Bayesian Inference with INLA provides a description of INLA and its associated R package for model fitting. This book describes the underlying methodology as well as how to fit a wide range of models with R. Topics covered include generalized linear mixed-effects models, multilevel models, spatial and spatio-temporal models, smoothing methods, survival analysis, imputation of missing values, and mixture models. Advanced features of the INLA package and how to extend the number of priors and latent models available in the package are discussed. All examples in the book are fully reproducible and datasets and R code are available from the book website.

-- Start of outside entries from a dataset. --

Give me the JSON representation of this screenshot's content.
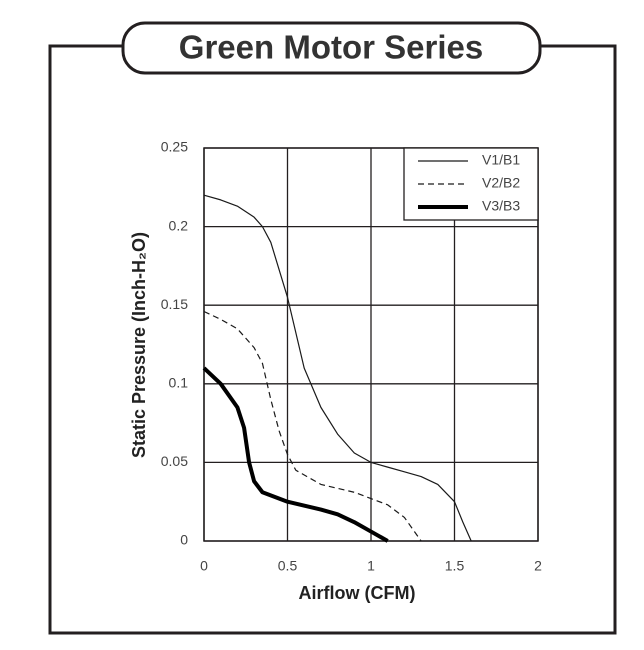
{
  "chart_data": {
    "type": "line",
    "title": "Green Motor Series",
    "xlabel": "Airflow (CFM)",
    "ylabel": "Static Pressure (Inch-H₂O)",
    "xlim": [
      0,
      2
    ],
    "xticks": [
      0,
      0.5,
      1,
      1.5,
      2
    ],
    "ylim": [
      0,
      0.25
    ],
    "yticks": [
      0,
      0.05,
      0.1,
      0.15,
      0.2,
      0.25
    ],
    "grid": true,
    "legend": "upper-right",
    "series": [
      {
        "name": "V1/B1",
        "color": "#1a1a1a",
        "width": 1.2,
        "dash": false,
        "x": [
          0,
          0.1,
          0.2,
          0.3,
          0.35,
          0.4,
          0.5,
          0.6,
          0.7,
          0.8,
          0.9,
          1.0,
          1.1,
          1.2,
          1.3,
          1.4,
          1.5,
          1.55,
          1.6
        ],
        "values": [
          0.22,
          0.217,
          0.213,
          0.206,
          0.2,
          0.19,
          0.155,
          0.11,
          0.085,
          0.068,
          0.056,
          0.05,
          0.047,
          0.044,
          0.041,
          0.036,
          0.025,
          0.012,
          0
        ]
      },
      {
        "name": "V2/B2",
        "color": "#1a1a1a",
        "width": 1.2,
        "dash": true,
        "x": [
          0,
          0.1,
          0.2,
          0.3,
          0.35,
          0.4,
          0.45,
          0.5,
          0.55,
          0.7,
          0.9,
          1.0,
          1.1,
          1.2,
          1.3
        ],
        "values": [
          0.146,
          0.141,
          0.135,
          0.123,
          0.113,
          0.09,
          0.07,
          0.055,
          0.045,
          0.036,
          0.031,
          0.027,
          0.023,
          0.015,
          0
        ]
      },
      {
        "name": "V3/B3",
        "color": "#000000",
        "width": 4,
        "dash": false,
        "x": [
          0,
          0.1,
          0.2,
          0.24,
          0.27,
          0.3,
          0.35,
          0.5,
          0.7,
          0.8,
          0.9,
          1.0,
          1.1
        ],
        "values": [
          0.11,
          0.1,
          0.085,
          0.072,
          0.05,
          0.038,
          0.031,
          0.025,
          0.02,
          0.017,
          0.012,
          0.006,
          0
        ]
      }
    ]
  }
}
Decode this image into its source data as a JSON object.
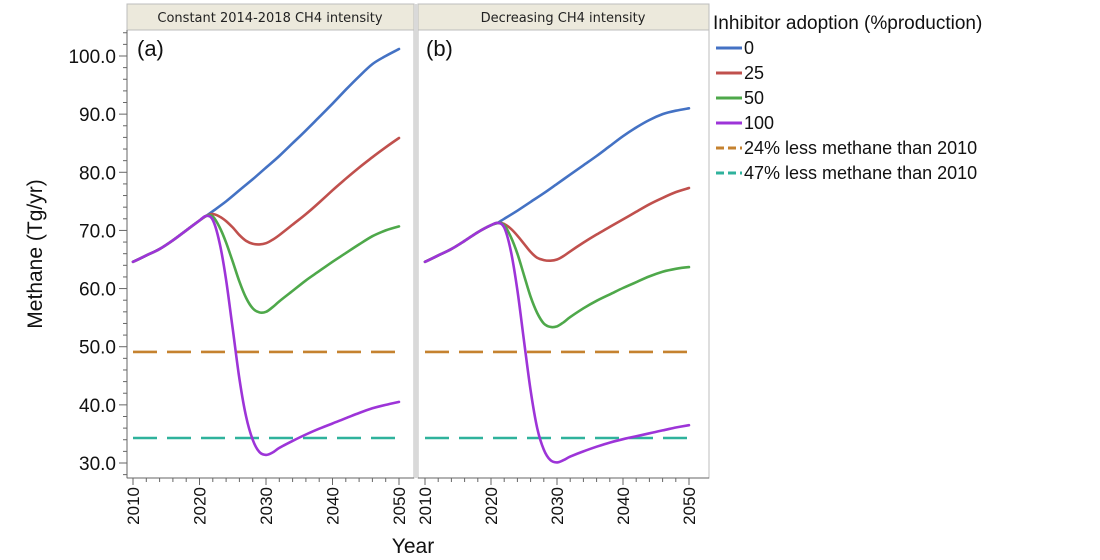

This book will be helpful to researchers from different areas with some background in Bayesian inference that want to apply the INLA method in their work. The examples cover topics on biostatistics, econometrics, education, environmental science, epidemiology, public health, and the social sciences.

商品描述(中文翻譯)

整合嵌套拉普拉斯近似(INLA)是一種最近的計算方法,可以在典型的馬可夫鏈蒙地卡羅(MCMC)方法所需時間的一小部分內擬合貝葉斯模型。INLA 專注於潛在高斯馬可夫隨機場模型的模型參數的邊際推斷,並利用模型中的條件獨立性特性來提高計算速度。

《使用 INLA 的貝葉斯推斷》提供了 INLA 及其相關 R 套件的模型擬合描述。本書描述了基礎方法論以及如何使用 R 擬合各種模型。涵蓋的主題包括廣義線性混合效應模型、多層次模型、空間和時空模型、平滑方法、生存分析、缺失值插補和混合模型。還討論了 INLA 套件的進階功能以及如何擴展套件中可用的先驗和潛在模型。本書中的所有示例均可完全重現,數據集和 R 代碼可從書籍網站獲得。

本書將對來自不同領域且具備一定貝葉斯推斷背景的研究人員有所幫助,特別是那些希望在其工作中應用 INLA 方法的人。示例涵蓋了生物統計學、計量經濟學、教育、環境科學、流行病學、公共衛生和社會科學等主題。

作者簡介

Virgilio Gómez-Rubio is associate professor in the Department of Mathematics, School of Industrial Engineering, Universidad de Castilla-La Mancha, Albacete, Spain. He has developed several packages on spatial and Bayesian statistics that are available on CRAN, as well as co-authored books on spatial data analysis and INLA including Advanced Spatial Modeling with Stochastic Partial Differential Equations Using R and INLA (CRC Press, 2019).

作者簡介(中文翻譯)

Virgilio Gómez-Rubio 是西班牙阿爾巴塞特的卡斯蒂利亞-拉曼查大學工業工程學院數學系的副教授。他開發了幾個關於空間和貝葉斯統計的套件,這些套件可在 CRAN 上獲得,並且共同撰寫了關於空間數據分析和 INLA 的書籍,包括《使用 R 和 INLA 的隨機偏微分方程的高級空間建模》(CRC Press, 2019)。